Sesuai “kaidah yang berlaku di dunia politik praktis”, jika Anies Baswedan ingin maju lagi sebagai Capres tahun 2029, dia harus berada di “pusaran politik”, memegang jabatan publik. Walaupun dia bukan kader parpol, tapi jika ingin memegang jabatan publik sebagai Gubernur Jakarta maka untuk saat ini Anies Baswedan harus bisa menggunakan kendaraan politik yakni parpol.
Yang membuat penasaran publik dengan rencana pertemuan dengan Prabowo, apakah Anies Baswedan akan dicalonkan lagi oleh Partai Gerindra seperti pada Pilkada DKI 2017 ? Bukankah dia akan dicalonkan PKS dan PDIP ? Menjelang Pilkada serentak November 2024, Pilkada Jakarta lah yang menyedot perhatian publik. Sebab, kalau PKS dan PDIP jadi mencalonkan mantan Capres 2024 Anies Baswedan, maka atmosfir Pilkada Jakarta akan terasa seperti Pilpres 2024.
Menjelang Pilkada Jakarta, para elite parpol telah melakukan berbagai manuver politik. “Test the water”, untuk mengetes reaksi publik . Sebagian lagi, ada juga politisi yang sengaja membuat pernyataan tentang nama calon gubernur Jakarta tertentu di media massa dengan tujuan untuk “menebar jala”. Sengaja opininya disebar ke media agar bisa menarik fulus dan logistik dari oligarki.
Dalam iklim demokrasi ala Indonesia, parpol sudah terlanjur menjadi kendaraan politik bagi para calon pemimpin baik di pusat maupun daerah. Implikasi pragmatisnya, banyak elite yang berperan sebagai broker politik. Realitas politik inilah yang kemudian menyuburkan praktek korupsi politik di berbagai level birokrasi dan lembaga negara.
Praktek dagang sapi
Kembali pada praktek “dagang sapi” dalam Pilkada Jakarta. Adalah Ketua Umum DPP PAN Zulkifli Hasan yang kencang mewacanakan Ridwan Kamil (kader Partai Golkar) sebagai Calon Gubernur Jakarta. Padahal, diatas kertas RK sebenarnya berpeluang menang besar jika maju sebagai Cagub Jabar untuk periode kedua. Namun karena Partai Gerindra hendak mencalonkan mantan Bupati Purwakarta Dedy Mulyadi sebagai Cagub Jabar, sehingga RK didorong untuk maju sebagai Cagub Jakarta.
Rupanya, Zulhas punya agenda politik untuk menjadikan kader PAN Bima Arya (Wali Kota Bogor) sebagai cawagub Jabar berpasangan dengan cagub Dedy Mulyadi. Bahkan Zulhas mengklaim parpol yang tergabung dalam Koalisi Indonesia Maju (KIM) sudah sepakat mencalokan RK sebagai Cagub Jakarta.
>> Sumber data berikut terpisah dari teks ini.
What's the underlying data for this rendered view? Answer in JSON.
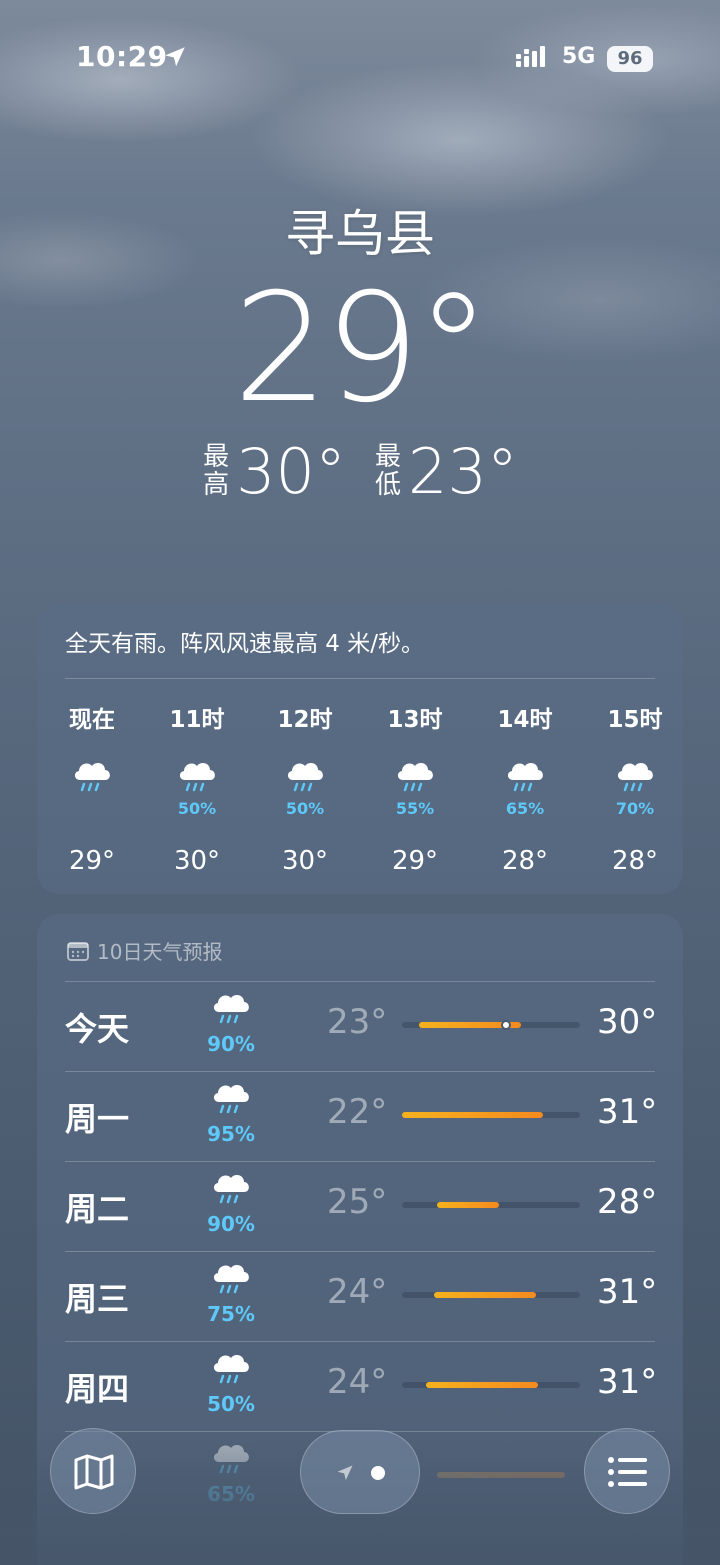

Klaim sepihak tersebut segera dibantah oleh Ketua Umum DPP Partai Golkar Airlangga Hartarto, sebagaimana diberitakan portal CNN Indonesia. Kata Airlangga, sampai sekarang Partai Golkar masih membahas cagub Jakarta. Menjelang Pilkada Jakarta, semua parpol berusaha untuk memajukan kadernya masing-masing.
PDIP dan PKS pun menyodorkan nama-nama cawagub untuk mendampingi Anies Baswedan. Mantan Panglima TNI yang sekarang menjadi elite PDIP, Jend (Purn) TNI Andika Perkasa dan mantan Ketua DPRD DKI Prasetyo Edi adalah nama yang diwacanakan untuk manjadi cawagub mendampingi Anies Baswedan. Sementara Ketua DPP PKS Hidayat Nurwahid menyodorkan nama Mardani Ali Sera untuk dipasangkan dengan Anies.
Di tengah tarik menarik kepentingan parpol dalam proses Pilkada Jakarta 2024, kemudian muncul rencana pertemuan Anies Baswedan dengan Prabowo. Peristiwa ini pasti akan menimbulkan berbagai spekulasi di kalangan masyarakat terutama elite parpol. Logikanya, kalau Anies Baswedan hendak dicalonkan PDIP dan PKS, mengapa beliau tidak bertemu dengan Ketua Umum PDIP Megawati Soekarnoputri atau Presiden PKS Ahmad Syaikhu?. Tapi Anies Baswedan justru akan bertemu dengan Presiden terpilih yang juga Ketua Umum Partai Gerindra Prabowo Subianto. Publik pun mengetahui bagaimana sengitnya persaingan diantara keduanya dalam Pilpres 2024 lalu.
Saking sengitnya dalam kompetisi Pilpres lalu, sebagian kalangan ada yang berpendapat: “Anies Baswedan tidak mungkin lagi bisa bekerjasama atau berkoalisi dengan Prabowo atau Partai Gerindra”. Pendapat “hitam putih” seperti itu ada di masyarakat dan kita hormati. Tapi harus diingat bahwa dunia politik praktis itu bersifat dinamis, sehingga ada ungkapan umum yang menyatakan: “Tidak ada kawan dan lawan yang abadi. Yang langgeng cuma kepentingan”.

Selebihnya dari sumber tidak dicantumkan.